His annually published summary of the American production of gold and silver was comprehensive in its research and recognized as authoritative on the subject. Opposed to the free coinage of silver as likely to cause a glut in the domestic market and depreciate its value, in 1891 Valentine's contributions to the press on the subject were notable for close reasoning, careful research, and a formidable array of statistics in support of his conclusions.

Valentine was critical of the relaxed banking practices uncovered during audits of Wells Fargo's branches in 1891. When Lloyd Tevis was ousted as president of Wells Fargo on August 11, 1892, Valentine was elected his successor. Although Valentine was a prime expressman, in the opinion of a later Wells Fargo Bank president, Frederick L. Lipman, he was the company's first president who was not a banker. Valentine wrote a number of pamphlets on financial subjects, notably, one titled Money that advocated a parity of value to be maintained between gold and silver.

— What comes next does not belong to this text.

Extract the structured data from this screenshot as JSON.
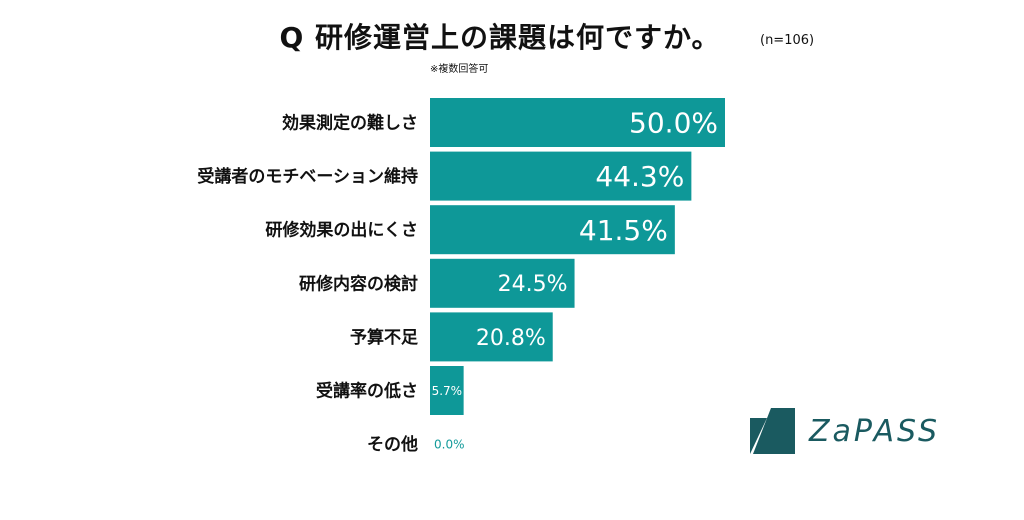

After his death, Dudley Evans was elected to succeed him as president of Wells Fargo on January 2, 1902.

==Personal life==
He was married to Mary George and they were the parents of John J. Valentine Jr., born in 1881. At the time of his death, Valentine was married to Alice Maud Blanchard Valentine, and they had seven children, four from John's first marriage.

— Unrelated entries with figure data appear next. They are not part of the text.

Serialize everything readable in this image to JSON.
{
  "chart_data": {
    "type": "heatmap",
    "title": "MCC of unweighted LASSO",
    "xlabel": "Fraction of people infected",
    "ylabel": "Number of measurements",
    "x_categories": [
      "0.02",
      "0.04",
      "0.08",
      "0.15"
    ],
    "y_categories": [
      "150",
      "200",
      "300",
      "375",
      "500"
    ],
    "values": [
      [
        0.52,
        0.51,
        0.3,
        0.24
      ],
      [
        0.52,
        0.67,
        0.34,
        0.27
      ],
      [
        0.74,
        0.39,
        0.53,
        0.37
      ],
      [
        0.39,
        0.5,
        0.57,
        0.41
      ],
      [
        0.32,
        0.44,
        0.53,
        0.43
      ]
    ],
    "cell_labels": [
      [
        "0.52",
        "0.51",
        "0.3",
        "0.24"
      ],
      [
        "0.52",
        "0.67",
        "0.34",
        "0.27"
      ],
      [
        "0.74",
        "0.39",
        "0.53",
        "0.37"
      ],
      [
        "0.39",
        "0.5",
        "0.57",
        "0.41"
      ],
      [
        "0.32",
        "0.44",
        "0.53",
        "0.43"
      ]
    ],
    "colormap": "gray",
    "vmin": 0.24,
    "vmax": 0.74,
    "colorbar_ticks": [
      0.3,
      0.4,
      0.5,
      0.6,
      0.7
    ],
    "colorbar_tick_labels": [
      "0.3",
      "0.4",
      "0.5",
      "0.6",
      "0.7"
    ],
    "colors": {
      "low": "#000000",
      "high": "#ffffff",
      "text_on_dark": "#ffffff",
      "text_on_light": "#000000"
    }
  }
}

Valentine died on December 21, 1901, in Oakland, California. At Valentine's funeral on December 23, 1901, Advent Episcopal Church "was filled to overflowing and a choir of nearly 50 took part...outside, the funeral procession included a large Wells Fargo express wagon draped with flowers. California Bishop Nichols spoke of Valentine as the 'honored and honest head' of a large corporation who was 'Christian in conviction, in conduct' and who had a 'warm heart for his fellow man.' Though this was the era of "robber barons," it was his delight to say that the profits were distributed to '20,000 persons scattered all over the country, and that many were widows and orphans. Valentine frequently became aware of local disasters at points throughout the nation where Wells Fargo maintained offices. So he often began campaigns for relief funds for the needy throughout the nation. John J. Valentine was reputed to be a compassionate gentleman, so honored at his funeral." Advent Episcopal Church became St. James the Apostle Episcopal Church, which is still located at the 12th Avenue address. The church contains a phenomenal glass window commemorating his wife Mary F. Valentine and two of their children who died at 2 1/2 years old and 10 months old.

===Philanthropy===
He was a member and Vestryman of Advent Episcopal Church of Oakland since at least 1885 (in the late 1920s the church's name was changed to St. James the Apostle Episcopal Church]), and Vice President of the San Francisco YMCA. After a new church built at 1540 12th Avenue in Oakland Valentine "challenged members parishioners to eliminate the debt. He offered to match the donations of others up to half the debt total. By that program his desire was achieve; the debt was wiped out."